Barnes & Noble – Missed Opportunity?

Barnes & Noble has come to an end as we know it. The superstore concept, created by Leonard Riggio, became one of the world’s largest book chains located in malls and city centers across the country. The company is now being sold to an investment company for less than $700 million. It’s unclear what they will do, but it’s likely they will close down many of the stores.

I worked as a product development consultant to the company for five years beginning in 2009 when they decided they needed to develop their own eBook reader to compete with Amazon’s Kindle. Along with a small team, we developed their first product, the Nook, that proved to be a huge success. It combined a reflective e-ink black and white display with an LCD display along the bottom for navigation and to display the book covers in color, offering the best of both worlds. The product was positioned within B&N as its own “Manhattan project,” alluding to the do or die need to answer Amazon’s threat of replacing physical books with digital files. The product was developed and brought to market in under a year, introduced on November 22, 2009.

The success of that product and the sales of Nook eBooks grew Barnes & Noble’s share of that market from zero to nearly 30% within a couple of years, with most of the remaining 70% going to Amazon. The next product, the Color Nook, was actually the first mini-sized color tablet ever and the first dedicated color LCD eBook reader.  At the time the company was ridiculed by analysts, reporters and rivals, because conventional wisdom was that LCDs were too difficult for reading at length. We had conducted our own research using focus groups that compared LCD screens on mini-notebooks with black and white reflective e-ink displays, and the results proved otherwise. Barnes & Noble also was the first company to create an illuminated version of an e-ink e-reader.

With its initial success, the company then decided to double down and create an entire new division headquartered in Palo Alto. It grew rapidly to more than 300 employees with the capabilities and skills of some of Silicon Valley’s best companies. But, a few years later, just as Amazon came roaring back, it created a huge new headquarters that was never fully occupied, before scaling way back, and eventually closing.

At the time, I noted that this was a unique company that had the best of traditional retail experience and technology skills that could become the leader in merging the two and creating the future of retailing. We looked at new technologies such as in-store tracking to identify customers and their interests and send them to the right aisles, always with opt-in required. We examined ideas to make the stores become showrooms for online books, allowing a customer to examine the book on the shelf and with one click send it to their Nook. There seemed to be endless opportunities to move retailing forward.

But there was a problem, not uncommon in many companies. Different divisions don’t always see themselves as partners, and instead consider themselves as rivals and competitors; rivals for resources, for which one gets credit for a sale, and competition among the leadership. As a result, the company never took advantage of this opportunity to effectively bring the two divisions together. Ironically, Amazon has found the need and benefit of having a retail presence and is expanding their retail presence.

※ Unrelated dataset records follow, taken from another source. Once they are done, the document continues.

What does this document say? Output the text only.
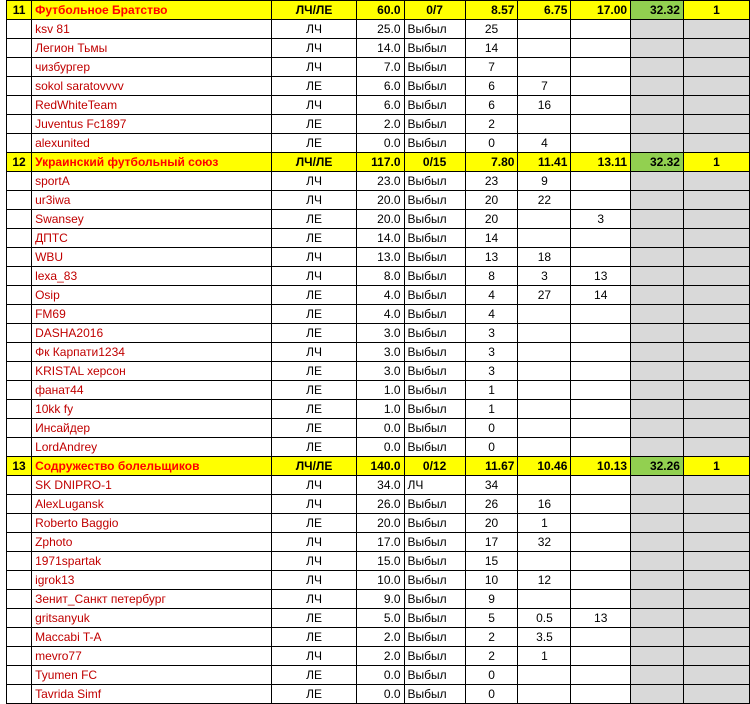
11	Футбольное Братство	ЛЧ/ЛЕ	60.0	0/7	8.57	6.75	17.00	32.32	1
	ksv 81	ЛЧ	25.0	Выбыл	25				
	Легион Тьмы	ЛЧ	14.0	Выбыл	14				
	чизбургер	ЛЧ	7.0	Выбыл	7				
	sokol saratovvvv	ЛЕ	6.0	Выбыл	6	7			
	RedWhiteTeam	ЛЧ	6.0	Выбыл	6	16			
	Juventus Fc1897	ЛЕ	2.0	Выбыл	2				
	alexunited	ЛЕ	0.0	Выбыл	0	4			
12	Украинский футбольный союз	ЛЧ/ЛЕ	117.0	0/15	7.80	11.41	13.11	32.32	1
	sportA	ЛЧ	23.0	Выбыл	23	9			
	ur3iwa	ЛЧ	20.0	Выбыл	20	22			
	Swansey	ЛЕ	20.0	Выбыл	20		3		
	ДПТС	ЛЕ	14.0	Выбыл	14				
	WBU	ЛЧ	13.0	Выбыл	13	18			
	lexa_83	ЛЧ	8.0	Выбыл	8	3	13		
	Osip	ЛЕ	4.0	Выбыл	4	27	14		
	FM69	ЛЕ	4.0	Выбыл	4				
	DASHA2016	ЛЕ	3.0	Выбыл	3				
	Фк Карпати1234	ЛЧ	3.0	Выбыл	3				
	KRISTAL херсон	ЛЕ	3.0	Выбыл	3				
	фанат44	ЛЕ	1.0	Выбыл	1				
	10kk fy	ЛЕ	1.0	Выбыл	1				
	Инсайдер	ЛЕ	0.0	Выбыл	0				
	LordAndrey	ЛЕ	0.0	Выбыл	0				
13	Содружество болельщиков	ЛЧ/ЛЕ	140.0	0/12	11.67	10.46	10.13	32.26	1
	SK DNIPRO-1	ЛЧ	34.0	ЛЧ	34				
	AlexLugansk	ЛЧ	26.0	Выбыл	26	16			
	Roberto Baggio	ЛЕ	20.0	Выбыл	20	1			
	Zphoto	ЛЧ	17.0	Выбыл	17	32			
	1971spartak	ЛЧ	15.0	Выбыл	15				
	igrok13	ЛЧ	10.0	Выбыл	10	12			
	Зенит_Санкт петербург	ЛЧ	9.0	Выбыл	9				
	gritsanyuk	ЛЕ	5.0	Выбыл	5	0.5	13		
	Maccabi T-A	ЛЕ	2.0	Выбыл	2	3.5			
	mevro77	ЛЧ	2.0	Выбыл	2	1			
	Tyumen FC	ЛЕ	0.0	Выбыл	0				
	Tavrida Simf	ЛЕ	0.0	Выбыл	0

Many probably don’t feel sorry for Barnes & Noble because it’s suffering the same fate it brought to small independent booksellers. Fortunately, eBooks have never replaced books in their entirety and the independent bookstore is coming back:

According to GoodReader, between 2009 and 2015, the number of independent bookstores grew by 35%, according to the American Booksellers Association. Print book sales are on the rise too: Sales of physical books have increased every year since 2013. In 2017, print book sales were up 10.8% from 2013, while sales of traditionally published e-books actually dropped 10% from 2016 to 2017. ABA membership grew for the ninth year in a row, with stores operating in more than 2,400 locations. 

Barnes & Noble might not have done much better had they embraced technology in their retail stores more aggressively, but we’ll never know. They missed a golden opportunity that’s now beginning to be picked up by other progressive retailers.